The influence of Joan Miro and his mythical little creatures appears in Gorky’s beautiful The Liver Is the Cock’s Comb (above, from 1944). The title alone announces it as a surrealist work. However, Gorky begins to go beyond Surrealism and towards Abstract Expressionism in this work with the power of his gestures, a parallel development with that of his friend de Kooning. Younger artists such as Jackson Pollock soon saw Gorky’s work and listened to his words as they gathered at the local Cedar Tavern in New York City to talk shop. It’s hard to truly appreciate Gorky’s influence today because his works have been so overshadowed by those who came later and lived to see the rise of Abstract Expressionism as the dominant movement of the 1950s. The fame de Kooning and Pollock find in that decade comes too late for Gorky to enjoy, even second hand.

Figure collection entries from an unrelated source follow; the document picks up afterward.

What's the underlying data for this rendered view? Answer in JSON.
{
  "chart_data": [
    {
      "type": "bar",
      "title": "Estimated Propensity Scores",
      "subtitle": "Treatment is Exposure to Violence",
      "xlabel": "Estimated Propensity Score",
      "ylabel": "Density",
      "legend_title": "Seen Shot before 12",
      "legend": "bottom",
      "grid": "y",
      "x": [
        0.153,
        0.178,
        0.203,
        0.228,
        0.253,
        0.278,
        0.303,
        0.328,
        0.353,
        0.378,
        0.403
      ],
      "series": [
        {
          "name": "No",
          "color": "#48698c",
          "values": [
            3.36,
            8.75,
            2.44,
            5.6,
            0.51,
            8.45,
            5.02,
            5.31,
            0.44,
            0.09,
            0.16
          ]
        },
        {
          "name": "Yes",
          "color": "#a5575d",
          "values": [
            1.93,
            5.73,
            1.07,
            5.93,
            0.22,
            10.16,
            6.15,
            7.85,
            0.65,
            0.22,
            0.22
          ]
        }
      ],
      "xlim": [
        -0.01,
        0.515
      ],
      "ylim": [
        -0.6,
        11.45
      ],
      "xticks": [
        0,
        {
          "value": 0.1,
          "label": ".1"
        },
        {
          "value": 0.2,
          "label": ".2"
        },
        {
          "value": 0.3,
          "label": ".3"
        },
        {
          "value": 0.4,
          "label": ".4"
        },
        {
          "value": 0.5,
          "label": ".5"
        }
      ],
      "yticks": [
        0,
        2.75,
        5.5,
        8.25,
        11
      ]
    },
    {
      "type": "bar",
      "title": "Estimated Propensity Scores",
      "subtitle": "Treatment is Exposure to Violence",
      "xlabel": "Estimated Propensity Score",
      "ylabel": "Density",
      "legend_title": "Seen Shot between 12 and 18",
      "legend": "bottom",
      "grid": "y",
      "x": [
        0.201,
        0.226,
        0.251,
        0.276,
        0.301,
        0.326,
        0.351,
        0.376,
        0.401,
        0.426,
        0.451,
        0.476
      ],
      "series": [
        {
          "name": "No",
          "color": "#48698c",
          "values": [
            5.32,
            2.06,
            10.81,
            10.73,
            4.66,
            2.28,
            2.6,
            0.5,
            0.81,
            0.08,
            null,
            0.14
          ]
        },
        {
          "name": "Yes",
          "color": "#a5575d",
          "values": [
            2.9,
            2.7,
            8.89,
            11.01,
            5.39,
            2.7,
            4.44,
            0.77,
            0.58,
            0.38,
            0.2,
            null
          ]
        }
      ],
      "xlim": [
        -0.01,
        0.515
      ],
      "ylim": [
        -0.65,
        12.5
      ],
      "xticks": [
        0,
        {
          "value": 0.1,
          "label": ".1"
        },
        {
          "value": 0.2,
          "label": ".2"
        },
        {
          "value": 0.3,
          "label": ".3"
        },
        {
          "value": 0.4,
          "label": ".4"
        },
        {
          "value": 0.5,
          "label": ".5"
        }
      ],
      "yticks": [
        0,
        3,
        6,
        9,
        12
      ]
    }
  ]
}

Gorky’s last years were as full of pain as his first ones. A fire in his studio destroyed many of his works, one of the reasons why his works are so scarce today. A diagnosis of cancer led to a painful colostomy. Shortly thereafter, a horrific auto accident left Gorky with a broken neck and partially paralyzed, unable to paint. Gorky’s wife left soon after, taking their children with her. Gorky’s Charred Beloved I (above, from 1946), painted before all his troubles, seems like a prophecy of this trial by fire and pain. Finally unable to cope with all his pain, Gorky took his own life in 1948. In his 44 pain-plagued years on Earth, Arshile Gorky managed to touch many lives and minds and helped shape the art world for decades.